Dear Future President,

         My name is Jacqueline and as an American teenager, one issue that is very important to me is the racial injustice in our country. As a black child in America, I have experienced many incidences, about one or two a week, of someone outright judging me because of my race and/or saying racist things to me. And I do not think the color of my skin should be a burden on me.

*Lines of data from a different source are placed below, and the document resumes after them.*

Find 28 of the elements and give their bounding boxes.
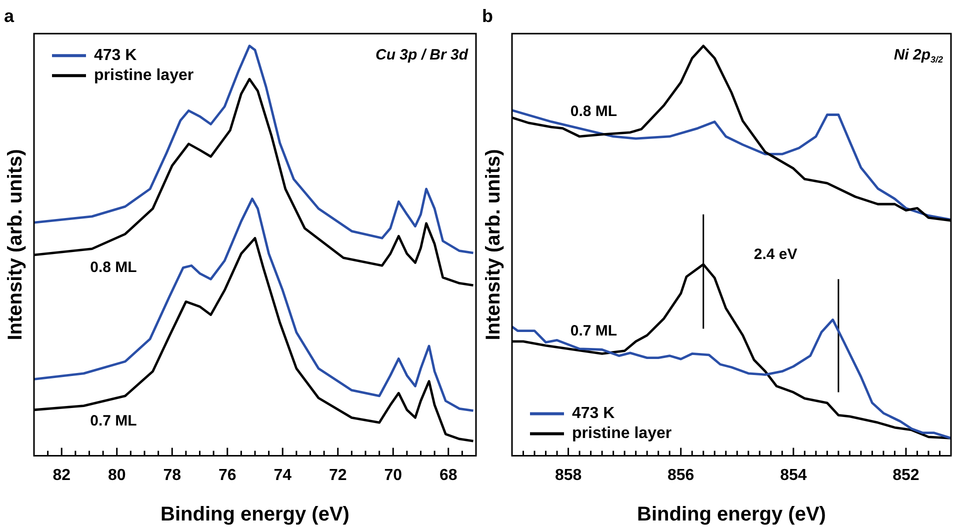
x-tick-label: 70 <box>384 466 402 484</box>
annotation: 0.7 ML <box>570 322 618 340</box>
legend-label: 473 K <box>572 405 616 422</box>
x-tick-label: 74 <box>274 466 292 484</box>
x-tick-label: 76 <box>218 466 236 484</box>
x-tick-label: 72 <box>328 466 347 484</box>
x-tick-label: 858 <box>554 466 582 484</box>
x-tick-label: 78 <box>163 466 182 484</box>
x-tick-label: 852 <box>892 466 920 484</box>
x-tick-label: 68 <box>439 466 458 484</box>
x-axis-title: Binding energy (eV) <box>637 504 826 526</box>
x-axis-title: Binding energy (eV) <box>160 504 350 526</box>
annotation: 0.8 ML <box>570 102 618 120</box>
y-axis-title: Intensity (arb. units) <box>4 149 27 340</box>
annotation: 2.4 eV <box>754 246 798 263</box>
x-tick-label: 82 <box>52 466 71 484</box>
y-axis-title: Intensity (arb. units) <box>482 149 505 340</box>
legend-label: pristine layer <box>94 67 194 84</box>
x-tick-label: 856 <box>667 466 694 484</box>
x-tick-label: 80 <box>108 466 126 484</box>
legend-label: pristine layer <box>572 425 672 442</box>
annotation: 0.7 ML <box>90 412 137 430</box>
annotation: Cu 3p / Br 3d <box>375 46 469 64</box>
x-tick-label: 854 <box>780 466 807 484</box>
legend-label: 473 K <box>94 47 138 64</box>
chart-title: b <box>482 6 493 26</box>
chart-title: a <box>4 6 15 26</box>
annotation: 0.8 ML <box>90 259 137 276</box>
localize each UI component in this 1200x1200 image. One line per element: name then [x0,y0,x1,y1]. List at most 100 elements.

         Being only thirteen years old, I have not experienced much. I live in very good community and it is mostly white. I have a couple black neighbors, but in other parts of my township it is normal for street to have no families of color. I go to one of the top 30 best school districts in country. And my friends and I get angry at our parents for not buying us $200 shoes. I’m very fortunate and thankful for what I have. But what I have learned is the more diversity, the more racism. If I am with my black friends, I hardly ever worry about being mistreated or misjudged. On the other hand, when I am with my white friends, I am always alert and slightly insecure about my race.

          Race is a human created thing. Americans made boxes to check off and names to call people. And I am not saying that we should and can end race. I am saying that race is how we divide each other into groups. And we need to work together to run this country because one person or one race cannot run it alone.

          I see the benefits of the idea of race. If extreme discrimination towards people of color did not exist like it does, and people of color were treated like white people, then there would be no reason to have race. But because there is a clear discrimination and mistreatment of people of color categorizing people is helpful. But conflict occurs when people underrate and do not give people of color the same opportunities. It makes absolutely no sense to make incorrect conclusions based on the color of someone’s skin.

          Take for example, Tamir Rice, the 12 year old boy who was shot by the Cleveland police back in 2014. He, a young kid, was shot while just playing around in the park. Someone called the police and they even said on the call that they thought it was a toy gun, but somehow the police ended up this unarmed child. Am I supposed to afraid of going to the park? Am I supposed to fear the police, the men and women who are supposed to be protecting me? How are parents supposed to explain to their young black child that they should follow everything a police officer says without question, at the age of ten?

           What is happening in our country is not okay. I should not have to go out with my friends and have all us clutch our purses when we pass a black man. Americans have ingrained in our heads that to protect ourselves we have to judge everyone. But if we just took the time to know people we would not judge so quickly. I know it is impossible to talk to every person we pass by, but we can try to be more open minded.

           What I want for you to understand, Mr. or Madame President, is that our country needs help. We do not need tolerance. I do not need or want you to tolerate me. America needs a systematic change. America needs to accept me for me. We have to get it in our heads that color does not change me or you. Imagine if you were black or a different race. What would happen if someone would not talk to you or sit with you or touch you because your skin was a different color. Crazy, right? We all want for people to see us for see us, not only our skin color. I want you to see me and see that my life matters just as much as my White, Hispanic, Asian, Black, Aboriginal, Mixed, Native American, or whatever race they identify as, friends or peers. I want be accepted for me and only me. I want go out on the street and walk down the street and not clutch my purse.

          It’s clear that race has four letters but so do love and hope and I want better for the next generation and the generation after that. I want my grandchildren not to be afraid of the police and to be able to walk into their advanced math class and see a face that looks like theirs. And I want my grandchildren to be proud of what is inside of them and not worry what is on the outside. And I want my grandchildren to not have to defend the color of their skin like I have to do everyday of my life. The only way for us to do that is to work together to fix this systematic fear of someone who doesn’t look like you. Is that too much to ask for?


                                                                                                                                                               Jacqueline M.